Found one for sale but unfamiliar with them and couldn’t find much on google....
Used one of the modern equivalents for a while. It worked extremely well.
Like, I was given a set of 295/30R20 runflats on wheels, and new wheels for the tires, and it just eviscerated them with no effort. This would have taken the efforts of three people and a half hour per tire on a Coats type machine.
In reply to TJL :
They will work on anything.
The two rollers break the beads. The top arm hook thingy plunges down, then you pull the outer bead up over the rim, and rotate the rim. Then you raise the tire to the point that the bottom roller can just sort of shove the bottom bead up and off. Putting the tire back on you just use the arm hook thingy, although you can also use the top roller to assist in keeping the tire down in the bell of the wheel.
I've used a similar machine. The newer ones use the rollers as well but are controlled by buttons instead of your hand guiding them. We have a slightly newer one than that at the school i teach at and i consistently ignore it in favor of the older or newer machine depending on what we're doing. It's a decent machine in its own right but it's sort of an awkward middle ground between old style and new style machines. That one at least looks like it should be cheap enough that beggars cant be choosers. If it's not that cheap i might hold out for something else.
How much is the asking price? The chinese tire machines seem to work well and can be had kinda cheap on ebay. I got my coats stile changer and spin balancer new for about $1,000 with free delivery. Its kinda cool having a tire machine in the garage.
If i remember right they had knockoffs of the funky arm roller models too.
In reply to TJL :
It is $400 but the seller said it needs a part. I can’t get much more than that out of him.
My concern is doing 335/30-18 tires on a 13-inch-wide rim.
$1000 for both mount and balance units, even if lesser quality, sounds great as long as they work.
I’ll try and get more info out of him but I’m not holding my breath that this works out unless enabled a little more powerfully here.
$400 on a name brand tire machine would be "shut up and take my money" pricing. The Ebay ones are fine until something breaks. This one is serviceable and should have parts availability.
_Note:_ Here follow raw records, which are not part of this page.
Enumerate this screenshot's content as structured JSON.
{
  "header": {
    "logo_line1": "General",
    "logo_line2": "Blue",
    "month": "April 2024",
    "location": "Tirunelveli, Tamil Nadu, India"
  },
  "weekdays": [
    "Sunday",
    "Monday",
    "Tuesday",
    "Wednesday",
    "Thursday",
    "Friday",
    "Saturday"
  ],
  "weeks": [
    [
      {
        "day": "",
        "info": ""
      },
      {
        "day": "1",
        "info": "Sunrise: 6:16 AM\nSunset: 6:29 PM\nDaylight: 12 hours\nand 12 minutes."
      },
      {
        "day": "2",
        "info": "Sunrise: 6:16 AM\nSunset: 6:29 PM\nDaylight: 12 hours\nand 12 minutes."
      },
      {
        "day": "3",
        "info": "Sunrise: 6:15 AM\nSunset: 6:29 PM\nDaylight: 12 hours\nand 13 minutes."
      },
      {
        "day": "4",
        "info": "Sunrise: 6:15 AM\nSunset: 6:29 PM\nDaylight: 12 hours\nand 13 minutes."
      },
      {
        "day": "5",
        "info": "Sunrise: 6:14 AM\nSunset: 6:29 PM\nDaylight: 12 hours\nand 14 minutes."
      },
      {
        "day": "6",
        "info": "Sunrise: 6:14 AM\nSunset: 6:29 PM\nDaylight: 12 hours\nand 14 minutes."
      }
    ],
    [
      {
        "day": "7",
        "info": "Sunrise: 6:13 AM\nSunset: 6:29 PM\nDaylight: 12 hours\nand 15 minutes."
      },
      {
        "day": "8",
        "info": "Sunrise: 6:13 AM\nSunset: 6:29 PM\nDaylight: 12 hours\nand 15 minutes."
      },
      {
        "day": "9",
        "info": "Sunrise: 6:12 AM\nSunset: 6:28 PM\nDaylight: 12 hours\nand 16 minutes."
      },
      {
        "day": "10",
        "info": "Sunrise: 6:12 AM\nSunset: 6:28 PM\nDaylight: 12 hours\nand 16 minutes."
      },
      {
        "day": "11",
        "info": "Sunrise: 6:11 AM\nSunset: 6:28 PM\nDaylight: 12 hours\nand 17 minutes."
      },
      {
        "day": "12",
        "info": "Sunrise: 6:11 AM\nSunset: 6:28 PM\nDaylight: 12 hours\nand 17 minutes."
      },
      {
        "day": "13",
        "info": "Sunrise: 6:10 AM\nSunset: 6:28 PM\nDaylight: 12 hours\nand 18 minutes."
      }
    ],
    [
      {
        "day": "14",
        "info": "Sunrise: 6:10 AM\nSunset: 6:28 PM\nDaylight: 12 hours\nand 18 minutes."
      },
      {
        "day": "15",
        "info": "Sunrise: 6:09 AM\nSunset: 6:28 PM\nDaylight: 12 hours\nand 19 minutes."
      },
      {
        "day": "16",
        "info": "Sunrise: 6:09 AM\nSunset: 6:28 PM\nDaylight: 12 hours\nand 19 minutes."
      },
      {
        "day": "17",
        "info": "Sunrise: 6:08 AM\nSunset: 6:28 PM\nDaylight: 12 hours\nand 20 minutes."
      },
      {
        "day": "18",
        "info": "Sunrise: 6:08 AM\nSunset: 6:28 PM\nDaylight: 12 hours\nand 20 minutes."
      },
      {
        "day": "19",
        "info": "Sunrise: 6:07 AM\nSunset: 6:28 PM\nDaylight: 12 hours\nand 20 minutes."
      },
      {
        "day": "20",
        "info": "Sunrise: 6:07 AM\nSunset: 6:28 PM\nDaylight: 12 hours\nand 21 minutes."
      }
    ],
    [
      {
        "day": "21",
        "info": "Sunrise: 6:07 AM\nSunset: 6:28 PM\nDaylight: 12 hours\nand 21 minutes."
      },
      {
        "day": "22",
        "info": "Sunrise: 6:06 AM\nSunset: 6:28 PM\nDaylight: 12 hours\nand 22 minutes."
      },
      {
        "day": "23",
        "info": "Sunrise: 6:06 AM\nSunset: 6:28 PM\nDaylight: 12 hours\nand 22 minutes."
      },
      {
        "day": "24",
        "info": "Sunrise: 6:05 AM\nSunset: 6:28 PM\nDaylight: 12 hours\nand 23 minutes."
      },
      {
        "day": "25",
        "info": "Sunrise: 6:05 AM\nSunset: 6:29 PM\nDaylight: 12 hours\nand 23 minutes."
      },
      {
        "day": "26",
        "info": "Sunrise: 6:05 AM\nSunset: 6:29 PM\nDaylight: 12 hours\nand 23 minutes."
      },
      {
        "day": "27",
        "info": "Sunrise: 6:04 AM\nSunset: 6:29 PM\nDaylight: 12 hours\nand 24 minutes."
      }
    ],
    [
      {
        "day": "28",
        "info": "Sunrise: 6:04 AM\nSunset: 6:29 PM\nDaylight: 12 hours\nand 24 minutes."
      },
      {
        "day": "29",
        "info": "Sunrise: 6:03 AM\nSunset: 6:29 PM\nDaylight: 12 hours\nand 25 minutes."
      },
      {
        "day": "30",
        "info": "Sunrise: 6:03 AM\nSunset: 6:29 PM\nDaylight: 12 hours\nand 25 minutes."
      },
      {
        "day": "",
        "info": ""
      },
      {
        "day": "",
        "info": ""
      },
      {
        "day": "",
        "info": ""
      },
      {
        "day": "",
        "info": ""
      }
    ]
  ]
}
Would be curious to see what part it needs. They are not electronic to the best of my knowledge so should be an easy enough repair.
Yeah go ahead and buy it and put the repair process in build threads. I know we buy cars on here all day long for $400 but if it's a good deal do it.
Me? Oof. I dream of this one for now from HF for $40.
Also one of the forum members lets his buddies use a tire changer he bought. With a tip jar beside it and I believe it's done him well compensation wise.
Found this Coats one for $3.5k semi-local to me.
So $400 does seem like a good buy-in price. Some dude has the HF one local also for $5 'over' list obo.